Güreş mesleğinde en keyifli anı, Rio 2016 Olimpiyat Oyunları’nda altın madalya aldığında yaşadığını söyleyen Akgül, “Tartışılmaz oradaki aldığım altın madalya benim mesleğimin tepesiydi. Rabbime şükürler olsun ki o olimpiyatları es geçmemişim. 2012’de çok gençtim bu durumdan ötürü es geçmiştim, elendim. 2016’da olimpiyat şampiyonu oldum. Mesleğimi altın madalyasız da kapatabilirdim. Olimpiyat şöyle bir şey o gün değerlendireceksin şayet değerlendirmesen 4 sene sonra ne olacağı aşikâr olmuyor. 2020 yılında pandemi oldu ve benim omuzum yerinden çıktı, köprücük kemiğim koptu ve çok büyük bir ameliyat geçirdim. Yani olimpiyata olağanda yetişemiyordum. Pandemiden ötürü ertelenince yetiştim. Sakatlıklar mesleğimin kaygılı düşü oldu. Demek istediğim dünyada neyin ne olacağı aşikâr olmuyor. O yüzden gelen fırsatları çabucak pahalandırmak gerekiyor. Bu yüzden aslında olimpiyatın gerilimi daha fazla oluyor, 4 yılda bir olduğu için. En üzüldüğüm an yaşadığım sakatlıklar omuz sakatlığı omuzumda yaşadığım o sorun beni çok sarsmıştı. Bunların yanında yenildiğim karşılaşmalar var. 2 tane dünya finali son saniyede ayağım kaydı ve yenildim. 2017 Paris’te ayakkabının azizliğinden, terinden ötürü ayağım kayarak Gürcü rakibime 10’a- 8 yenilmiştim, çok kahretmiştim. 3 yıldır yenilgisizdim. O beni biraz perişan etmişti en unutamadığı maç da o diyebilirim” halinde konuştu.
Ayrıca Akgül, hocası Abdullah Çakmar’ın vazifeden uzaklaştırıldığı periyodu, mesleğinde kendisini en fazla yalnız hissettiği periyot olarak aktardı.

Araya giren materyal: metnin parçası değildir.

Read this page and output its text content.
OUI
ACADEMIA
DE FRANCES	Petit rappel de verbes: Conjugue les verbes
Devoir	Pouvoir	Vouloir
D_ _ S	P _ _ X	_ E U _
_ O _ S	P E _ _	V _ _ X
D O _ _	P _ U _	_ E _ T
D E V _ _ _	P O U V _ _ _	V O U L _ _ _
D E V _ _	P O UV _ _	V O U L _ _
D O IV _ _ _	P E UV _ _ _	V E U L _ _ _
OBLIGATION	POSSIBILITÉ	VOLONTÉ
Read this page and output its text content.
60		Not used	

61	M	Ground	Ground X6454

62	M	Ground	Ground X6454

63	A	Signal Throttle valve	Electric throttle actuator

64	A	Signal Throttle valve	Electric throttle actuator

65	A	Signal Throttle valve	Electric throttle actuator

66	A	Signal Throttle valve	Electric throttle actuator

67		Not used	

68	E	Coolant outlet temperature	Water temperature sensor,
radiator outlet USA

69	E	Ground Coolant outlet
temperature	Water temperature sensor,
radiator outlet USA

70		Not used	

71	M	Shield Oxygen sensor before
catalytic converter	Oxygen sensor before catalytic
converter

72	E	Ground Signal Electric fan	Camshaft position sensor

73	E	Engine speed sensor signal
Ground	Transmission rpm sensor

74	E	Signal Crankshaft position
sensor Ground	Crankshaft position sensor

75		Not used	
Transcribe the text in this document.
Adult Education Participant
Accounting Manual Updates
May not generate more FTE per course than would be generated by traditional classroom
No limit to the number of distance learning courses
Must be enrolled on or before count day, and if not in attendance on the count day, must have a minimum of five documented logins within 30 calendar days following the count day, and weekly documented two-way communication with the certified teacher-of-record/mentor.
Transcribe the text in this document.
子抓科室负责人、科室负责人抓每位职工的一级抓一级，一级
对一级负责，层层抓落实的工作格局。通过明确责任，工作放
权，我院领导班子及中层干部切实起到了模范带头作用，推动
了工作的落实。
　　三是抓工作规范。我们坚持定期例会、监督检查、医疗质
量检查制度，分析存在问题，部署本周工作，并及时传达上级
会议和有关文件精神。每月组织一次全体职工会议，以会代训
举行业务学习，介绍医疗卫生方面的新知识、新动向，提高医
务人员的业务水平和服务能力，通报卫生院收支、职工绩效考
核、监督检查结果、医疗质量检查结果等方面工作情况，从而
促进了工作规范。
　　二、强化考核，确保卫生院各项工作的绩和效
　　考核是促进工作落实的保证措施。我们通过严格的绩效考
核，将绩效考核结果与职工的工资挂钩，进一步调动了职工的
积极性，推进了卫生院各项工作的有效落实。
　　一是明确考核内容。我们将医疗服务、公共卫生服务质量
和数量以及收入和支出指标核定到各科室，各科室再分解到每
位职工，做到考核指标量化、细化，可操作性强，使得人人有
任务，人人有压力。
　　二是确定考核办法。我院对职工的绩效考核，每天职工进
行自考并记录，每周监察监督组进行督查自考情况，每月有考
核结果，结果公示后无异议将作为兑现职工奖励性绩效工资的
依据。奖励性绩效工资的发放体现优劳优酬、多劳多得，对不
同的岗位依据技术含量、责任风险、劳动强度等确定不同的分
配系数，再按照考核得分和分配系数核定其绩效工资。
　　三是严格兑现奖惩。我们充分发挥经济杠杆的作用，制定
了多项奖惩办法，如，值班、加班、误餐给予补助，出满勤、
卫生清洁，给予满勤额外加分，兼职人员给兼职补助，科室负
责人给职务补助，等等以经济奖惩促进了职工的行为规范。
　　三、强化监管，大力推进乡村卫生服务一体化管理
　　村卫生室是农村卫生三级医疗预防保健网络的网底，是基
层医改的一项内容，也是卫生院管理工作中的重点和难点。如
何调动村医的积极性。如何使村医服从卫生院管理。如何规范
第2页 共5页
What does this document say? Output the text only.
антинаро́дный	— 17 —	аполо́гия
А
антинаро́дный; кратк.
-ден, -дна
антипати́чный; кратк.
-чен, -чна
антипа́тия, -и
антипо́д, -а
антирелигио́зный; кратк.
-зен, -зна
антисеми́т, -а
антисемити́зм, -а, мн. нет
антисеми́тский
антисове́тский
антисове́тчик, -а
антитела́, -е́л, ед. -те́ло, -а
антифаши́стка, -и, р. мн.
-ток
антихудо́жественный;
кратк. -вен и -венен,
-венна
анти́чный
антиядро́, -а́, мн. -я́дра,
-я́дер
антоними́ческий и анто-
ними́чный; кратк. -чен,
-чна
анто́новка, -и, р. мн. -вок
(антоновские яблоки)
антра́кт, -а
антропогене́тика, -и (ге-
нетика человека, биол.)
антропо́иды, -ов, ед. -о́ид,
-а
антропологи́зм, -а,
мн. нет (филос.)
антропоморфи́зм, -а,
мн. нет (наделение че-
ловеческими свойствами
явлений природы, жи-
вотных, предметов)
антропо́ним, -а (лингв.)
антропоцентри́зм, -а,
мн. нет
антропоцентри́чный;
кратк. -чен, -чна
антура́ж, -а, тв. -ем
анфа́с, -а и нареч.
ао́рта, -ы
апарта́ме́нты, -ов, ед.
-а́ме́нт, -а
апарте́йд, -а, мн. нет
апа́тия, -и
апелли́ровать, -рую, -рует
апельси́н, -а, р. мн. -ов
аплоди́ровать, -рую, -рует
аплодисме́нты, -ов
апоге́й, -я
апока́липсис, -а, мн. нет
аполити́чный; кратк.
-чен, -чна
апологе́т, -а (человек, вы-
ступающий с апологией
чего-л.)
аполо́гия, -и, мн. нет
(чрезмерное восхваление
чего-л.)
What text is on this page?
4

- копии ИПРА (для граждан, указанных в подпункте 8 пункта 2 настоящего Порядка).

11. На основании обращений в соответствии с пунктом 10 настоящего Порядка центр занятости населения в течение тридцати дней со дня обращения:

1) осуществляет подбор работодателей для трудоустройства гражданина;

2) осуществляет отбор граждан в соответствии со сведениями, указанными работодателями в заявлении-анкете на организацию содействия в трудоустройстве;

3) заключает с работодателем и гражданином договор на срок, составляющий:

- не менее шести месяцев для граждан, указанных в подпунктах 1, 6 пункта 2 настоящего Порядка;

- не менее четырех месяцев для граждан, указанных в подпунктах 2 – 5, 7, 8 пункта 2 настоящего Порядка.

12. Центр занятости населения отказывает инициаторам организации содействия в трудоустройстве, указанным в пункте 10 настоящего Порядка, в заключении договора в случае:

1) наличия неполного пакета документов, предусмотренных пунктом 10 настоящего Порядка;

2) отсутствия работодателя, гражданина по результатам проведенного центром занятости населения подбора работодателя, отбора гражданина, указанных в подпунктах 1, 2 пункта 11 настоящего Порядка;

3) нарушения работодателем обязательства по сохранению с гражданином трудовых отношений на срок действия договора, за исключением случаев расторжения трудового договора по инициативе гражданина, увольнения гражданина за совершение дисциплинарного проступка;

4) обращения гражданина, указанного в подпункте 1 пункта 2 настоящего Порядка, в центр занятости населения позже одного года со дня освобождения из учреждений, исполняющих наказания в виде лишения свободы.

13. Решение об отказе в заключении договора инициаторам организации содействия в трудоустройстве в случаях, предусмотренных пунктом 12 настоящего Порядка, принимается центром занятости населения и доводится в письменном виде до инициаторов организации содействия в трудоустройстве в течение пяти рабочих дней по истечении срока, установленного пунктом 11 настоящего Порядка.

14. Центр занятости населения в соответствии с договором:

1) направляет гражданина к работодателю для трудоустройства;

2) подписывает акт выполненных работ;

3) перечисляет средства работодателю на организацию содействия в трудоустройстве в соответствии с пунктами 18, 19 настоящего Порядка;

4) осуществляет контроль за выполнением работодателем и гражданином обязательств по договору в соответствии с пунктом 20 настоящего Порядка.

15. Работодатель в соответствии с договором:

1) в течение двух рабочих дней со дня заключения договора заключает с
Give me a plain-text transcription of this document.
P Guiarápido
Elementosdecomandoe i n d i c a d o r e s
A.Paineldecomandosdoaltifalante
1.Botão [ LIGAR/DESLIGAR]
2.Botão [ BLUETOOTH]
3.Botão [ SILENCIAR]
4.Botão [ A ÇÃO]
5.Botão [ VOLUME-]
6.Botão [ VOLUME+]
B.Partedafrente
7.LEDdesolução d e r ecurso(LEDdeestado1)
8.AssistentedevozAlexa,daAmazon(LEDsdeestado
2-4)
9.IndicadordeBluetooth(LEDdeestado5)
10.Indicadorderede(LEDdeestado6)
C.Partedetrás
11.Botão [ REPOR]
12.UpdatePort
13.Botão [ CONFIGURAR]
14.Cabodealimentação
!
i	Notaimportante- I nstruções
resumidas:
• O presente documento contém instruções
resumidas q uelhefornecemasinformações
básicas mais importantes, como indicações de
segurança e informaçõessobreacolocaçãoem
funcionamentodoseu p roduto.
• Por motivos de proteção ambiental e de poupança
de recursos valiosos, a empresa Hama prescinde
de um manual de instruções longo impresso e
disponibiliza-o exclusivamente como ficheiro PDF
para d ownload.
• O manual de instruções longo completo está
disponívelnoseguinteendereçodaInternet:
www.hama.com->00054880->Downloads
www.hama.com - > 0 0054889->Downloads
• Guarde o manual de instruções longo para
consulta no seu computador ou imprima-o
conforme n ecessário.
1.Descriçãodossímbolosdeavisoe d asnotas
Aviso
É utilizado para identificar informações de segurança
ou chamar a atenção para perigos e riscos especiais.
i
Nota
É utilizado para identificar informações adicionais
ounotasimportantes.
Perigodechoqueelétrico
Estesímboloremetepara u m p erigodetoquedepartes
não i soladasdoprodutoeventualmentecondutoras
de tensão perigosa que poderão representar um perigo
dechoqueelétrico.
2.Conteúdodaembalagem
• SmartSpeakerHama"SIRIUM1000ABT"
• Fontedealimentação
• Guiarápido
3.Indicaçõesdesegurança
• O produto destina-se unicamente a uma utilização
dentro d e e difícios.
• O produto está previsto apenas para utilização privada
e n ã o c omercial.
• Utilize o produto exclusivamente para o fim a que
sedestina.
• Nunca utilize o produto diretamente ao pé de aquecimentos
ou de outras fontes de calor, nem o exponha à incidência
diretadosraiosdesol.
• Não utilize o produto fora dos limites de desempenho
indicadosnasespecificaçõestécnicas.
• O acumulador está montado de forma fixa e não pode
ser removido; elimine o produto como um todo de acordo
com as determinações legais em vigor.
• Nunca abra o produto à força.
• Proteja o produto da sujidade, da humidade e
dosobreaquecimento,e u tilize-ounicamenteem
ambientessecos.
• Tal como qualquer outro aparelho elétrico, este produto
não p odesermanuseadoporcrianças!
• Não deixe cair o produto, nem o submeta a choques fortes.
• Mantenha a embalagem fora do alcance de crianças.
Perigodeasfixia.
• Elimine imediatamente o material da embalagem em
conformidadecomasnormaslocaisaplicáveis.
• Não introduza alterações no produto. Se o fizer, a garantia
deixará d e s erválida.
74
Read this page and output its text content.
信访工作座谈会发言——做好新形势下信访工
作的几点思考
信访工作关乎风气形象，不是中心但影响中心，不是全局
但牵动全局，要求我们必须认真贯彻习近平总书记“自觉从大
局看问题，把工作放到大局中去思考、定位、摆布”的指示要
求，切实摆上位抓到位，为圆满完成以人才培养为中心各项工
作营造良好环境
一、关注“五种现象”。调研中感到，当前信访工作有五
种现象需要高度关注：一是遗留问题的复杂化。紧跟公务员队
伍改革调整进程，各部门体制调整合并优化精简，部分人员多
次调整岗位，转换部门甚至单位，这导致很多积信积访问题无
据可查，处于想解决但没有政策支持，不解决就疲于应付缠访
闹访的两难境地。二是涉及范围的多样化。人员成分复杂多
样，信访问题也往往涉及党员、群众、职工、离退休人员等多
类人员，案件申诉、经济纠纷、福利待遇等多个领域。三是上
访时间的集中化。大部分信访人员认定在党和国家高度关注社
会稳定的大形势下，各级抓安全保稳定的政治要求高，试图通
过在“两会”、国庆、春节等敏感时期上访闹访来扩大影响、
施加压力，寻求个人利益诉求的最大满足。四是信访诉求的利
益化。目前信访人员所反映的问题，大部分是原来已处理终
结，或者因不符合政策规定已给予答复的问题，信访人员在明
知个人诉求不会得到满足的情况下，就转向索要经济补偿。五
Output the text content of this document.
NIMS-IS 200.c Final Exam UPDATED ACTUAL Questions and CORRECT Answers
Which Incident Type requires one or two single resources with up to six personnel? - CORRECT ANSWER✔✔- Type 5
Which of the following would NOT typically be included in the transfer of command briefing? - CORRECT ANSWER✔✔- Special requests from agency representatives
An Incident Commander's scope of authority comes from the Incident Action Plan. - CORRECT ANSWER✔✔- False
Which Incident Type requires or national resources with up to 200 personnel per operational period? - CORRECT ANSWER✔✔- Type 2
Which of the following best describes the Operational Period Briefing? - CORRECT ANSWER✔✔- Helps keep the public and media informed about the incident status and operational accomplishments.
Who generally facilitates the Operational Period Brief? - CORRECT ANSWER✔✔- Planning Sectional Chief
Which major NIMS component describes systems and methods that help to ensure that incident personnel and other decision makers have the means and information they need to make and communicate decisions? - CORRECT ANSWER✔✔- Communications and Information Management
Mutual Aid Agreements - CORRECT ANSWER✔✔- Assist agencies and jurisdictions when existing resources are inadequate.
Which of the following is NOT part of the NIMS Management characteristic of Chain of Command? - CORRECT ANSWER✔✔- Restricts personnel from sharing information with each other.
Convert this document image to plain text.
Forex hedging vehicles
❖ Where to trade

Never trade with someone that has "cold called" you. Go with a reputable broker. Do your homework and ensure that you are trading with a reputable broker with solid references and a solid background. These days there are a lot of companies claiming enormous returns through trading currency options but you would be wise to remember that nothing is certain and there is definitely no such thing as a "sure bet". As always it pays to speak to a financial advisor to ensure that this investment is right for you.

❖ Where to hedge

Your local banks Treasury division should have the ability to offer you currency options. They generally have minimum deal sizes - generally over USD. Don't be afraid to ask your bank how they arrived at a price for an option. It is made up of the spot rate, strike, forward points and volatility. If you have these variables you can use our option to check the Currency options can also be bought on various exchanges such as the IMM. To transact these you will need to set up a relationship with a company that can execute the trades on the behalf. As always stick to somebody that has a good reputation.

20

“İSTESEM DEVAM EDEBİLİRDİM”
Bundan sonra mesleğinde gençlere hizmet etmek için çalışacağını aktaran Akgül, “Benden istenseydi, 2028 olimpiyatlarına kadar çok rahat bir formda yaparım. Başarılı da olurdum. Avrupa ve Dünya Şampiyonaları’nda ülkemi en âlâ formda temsil ederim. Maddi ve manevi çok büyük yararlar elde edebilirim. Ben artık bunların hiçbirini görmüyorum. Bunları elimin karşıtıyla ittim ve dedim ki ‘Taha artık burayı tepede bırakacaksın’ Ben kimseye puan vermeden Paris Olimpiyatlarından döndüm. Bu da benim için başka bir gurur kaynağı oldu. Gürcü rakibim olimpiyat şampiyonu oldu. Gürcü rakibimi 4 ay evvel çok rahat bir biçimde yendim. 13 karşılaşmamız var 10 galibiyetim, 3 mağlubiyetim var. Bu maçların 3’ünü de çabucak hemen beraberlikten kaybettim. Çok büyük bir dominasyonum vardı rakibim üzerinde. Rakibim olimpiyat şampiyon oldu, resmen altın madalyamıza elimizden alındı. Bu da benim sınavımmış yaradan bu türlü takdir etti. ‘Taha artık bu sana yeter’ dedi. Biz de buna şükredeceğiz bundan sonra genç kardeşlerimiz için, onlara hizmet etme manasında neresi olursa olsun makam, mevki bizim için hiç değerli değil. Zati ben şu anda spor Bakanlığımız da spor müşaviriyim. Şu an bakanımızın emrindeyiz. O ne derse o ne vazife verirse biz her vakit esasen gençliğimize hizmet etme ismine buralardayız” dedi.